5/3/12
In a lonely place
TextWrangler, my favourite writing-very-fast application, has been improved, with predictable results. The 4.0 version now has features I don't need, runs just that little bit slower and has a bona fide bug: the backspace / delete key sometimes doesn't work (not a hardware problem: I can't reproduce the fault in other applications). How I would like to not be thinking about this, or writing about it, or tooling around the web looking for an old installer for TextWrangler 3.5.3.
Woody Allen still writes on the same typewriter he bought when he was a young man. The 35mm cameras I bought when I was my teens still take better photos than my digital camera or for that matter my phone. I gave up my last Powerbook after a long hard seven years because the screen was so dim it was like typing on a winter night but the machine still works just fine. In fact, the old TextWrangler is on it, so thinking about it, I can simply copy the old software over to the new Mac (MBA 11", a lovely writing machine which I would also be happy to use for the next seven years, or twelve for that matter). Where would I be had I not taken the old man's caution of putting things aside, just in case?
This week I spent a day fixing those groovy Blogger redirects (see previously) and another few hours cursing Google, which now delivers search results in a way that is thwartingly local. If you're looking up something on Google maps in Indonesia in English, it shows you the map labelled in Thai. But if you're in Australia when you type in a search for something in America, you get Australian site results first, whether you ask for them or not. There is a way around the latter -- utterly unintuitive -- and probably for the former, but how I would like to not be thinking about that as well.
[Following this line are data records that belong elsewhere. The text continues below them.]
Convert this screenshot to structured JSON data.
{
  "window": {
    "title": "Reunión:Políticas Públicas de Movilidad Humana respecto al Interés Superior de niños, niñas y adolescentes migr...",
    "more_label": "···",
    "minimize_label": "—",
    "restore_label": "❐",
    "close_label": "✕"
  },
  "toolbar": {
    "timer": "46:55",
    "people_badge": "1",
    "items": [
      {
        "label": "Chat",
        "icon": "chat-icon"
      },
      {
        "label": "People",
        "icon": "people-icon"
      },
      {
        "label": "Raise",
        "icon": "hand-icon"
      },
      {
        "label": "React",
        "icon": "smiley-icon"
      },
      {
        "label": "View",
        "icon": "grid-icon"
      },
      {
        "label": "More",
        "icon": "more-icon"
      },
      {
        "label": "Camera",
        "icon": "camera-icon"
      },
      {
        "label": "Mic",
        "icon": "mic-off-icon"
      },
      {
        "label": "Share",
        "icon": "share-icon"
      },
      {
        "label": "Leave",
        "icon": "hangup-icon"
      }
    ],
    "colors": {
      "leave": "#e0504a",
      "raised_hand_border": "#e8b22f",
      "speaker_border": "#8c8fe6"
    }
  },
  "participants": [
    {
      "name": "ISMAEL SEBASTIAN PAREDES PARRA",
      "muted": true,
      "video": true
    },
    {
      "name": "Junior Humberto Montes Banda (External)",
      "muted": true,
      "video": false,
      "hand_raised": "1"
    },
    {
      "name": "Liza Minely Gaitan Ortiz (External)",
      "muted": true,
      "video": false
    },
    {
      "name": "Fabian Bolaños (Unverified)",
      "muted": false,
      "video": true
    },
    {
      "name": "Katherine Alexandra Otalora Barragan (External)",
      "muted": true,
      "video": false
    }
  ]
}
By pressing personalisation "services" on users Google is contributing to what one commentator has called the cableisation of the internet: the reduction of the universal set of content into a localised subset shaped by fear and commercial interest. Goodbye World Wide Web, hello My Little Corner. The concept of a walled garden was once pejorative but now we're filtering on Facebook and burning through the world on Twitter 140 characters at a time like a chain smoker stubbing out half-finished cigarettes the idea seems less threatening, if not attractive.
I don't need the web to find out what I already know. If it's online I'm grown-up enough to look at it. I want my laptop to work like a typewriter and my phone to work like a phone and my camera to have shutter speed and aperture and focus: if I need to get closer to the subject I can walk there. I would just like things to function. And I would like to not be thinking about this. The only reason I am is that there's writing I need to get done. Whatever happened to welcome distractions?
Postscript: TextWrangler 3.5.3 reinstalled. Finally. You can go back to it here.